Scientists have compiled data from induced pluripotent stem cells to link genetic variants to many different diseases.
Linking variants
Researchers have found many genetic variants within the human genome that associate with specific diseases. Not all of these variants are located within protein-coding regions and instead impact gene regulation. Large population-scale gene expression studies have increasingly linked gene expression changes to the regulatory effects of common and rare variants. As a result, scientists are continually attempting to try and find out if, and in which tissues, these variants link to changes in specific gene activity.
Current methods to detect regulatory effects of variants, i.e., those focussed on blood and somatic tissue, are limited by tissue or cell accessibility. Induced pluripotent stem cells (iPSCs) are an established system to study the impact of genetic variants in derived cell types and developmental contexts. Pluripotent cells can also provide unique insights into regulation of gene expression in cell states that mimic early development. However, the regulatory landscape of genetic variation in human pluripotent cells and its relationship with common and rare diseases remains poorly understood.
Data on induced pluripotent stem cells
In this study, published in Nature Genetics, researchers integrated sequence and transcriptome data from 1,367 human iPSC lines to comprehensively map common and rare regulatory variants in human pluripotent cells.
For more than 67% of all genes active in iPSCs, the team found differential expression patterns depending on genetic variants. Many of these associations were novel and not previously described in somatic cell types. They also found for over 4,000 of these associations, that they could link the genetic variants responsible for altered expression to specific diseases. For example, variants associated with coronary heart disease, lipid metabolism disorders, or hereditary cancers.

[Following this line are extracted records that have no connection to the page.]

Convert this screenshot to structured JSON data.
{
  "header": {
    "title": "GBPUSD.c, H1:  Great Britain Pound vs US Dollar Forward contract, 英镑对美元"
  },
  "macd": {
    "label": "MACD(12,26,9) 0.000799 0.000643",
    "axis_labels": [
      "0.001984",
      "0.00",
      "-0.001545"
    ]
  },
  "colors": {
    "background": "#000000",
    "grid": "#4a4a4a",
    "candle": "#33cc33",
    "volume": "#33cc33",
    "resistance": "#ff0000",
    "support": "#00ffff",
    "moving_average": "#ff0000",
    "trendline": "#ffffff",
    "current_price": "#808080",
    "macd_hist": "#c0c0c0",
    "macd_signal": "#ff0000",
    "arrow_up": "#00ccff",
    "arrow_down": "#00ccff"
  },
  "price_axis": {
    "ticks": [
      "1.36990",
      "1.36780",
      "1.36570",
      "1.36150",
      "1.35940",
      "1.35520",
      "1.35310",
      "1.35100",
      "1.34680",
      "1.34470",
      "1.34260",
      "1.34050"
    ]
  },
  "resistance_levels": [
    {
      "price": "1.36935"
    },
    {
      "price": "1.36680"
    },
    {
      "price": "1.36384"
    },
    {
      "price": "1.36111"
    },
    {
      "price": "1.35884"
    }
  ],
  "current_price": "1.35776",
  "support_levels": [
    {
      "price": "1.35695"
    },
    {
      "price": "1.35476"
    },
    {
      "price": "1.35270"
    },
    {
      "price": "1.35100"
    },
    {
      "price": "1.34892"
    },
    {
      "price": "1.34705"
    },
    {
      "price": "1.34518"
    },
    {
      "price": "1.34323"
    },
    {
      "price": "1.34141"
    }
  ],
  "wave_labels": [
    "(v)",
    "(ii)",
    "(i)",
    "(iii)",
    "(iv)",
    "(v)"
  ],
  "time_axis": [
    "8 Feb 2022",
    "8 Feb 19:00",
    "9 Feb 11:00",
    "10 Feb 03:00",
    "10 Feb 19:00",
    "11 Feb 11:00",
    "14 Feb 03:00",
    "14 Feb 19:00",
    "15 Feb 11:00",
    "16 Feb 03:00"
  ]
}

Further investigation explored whether iPSCs were suitable for identifying the causative genes of rare genetic diseases. The team used iPSC lines from 65 patients with various rare diseases, whose causal gene variants were already known. Using transcriptome data, the researchers searched for outliers in the expression data, leading them to trace the genetic basis of the disease.
Marc Jan Bonder, Postdoctoral Fellow at EMBL, stated:
“Such screenings were previously impossible because there were simply no sufficiently large reference collections of iPSC transcriptomes.
We were surprised to find such a large number of disease-associated genetic variants that are already visible in the expression pattern at the earliest time point of cell differentiation, represented by the iPSCs.”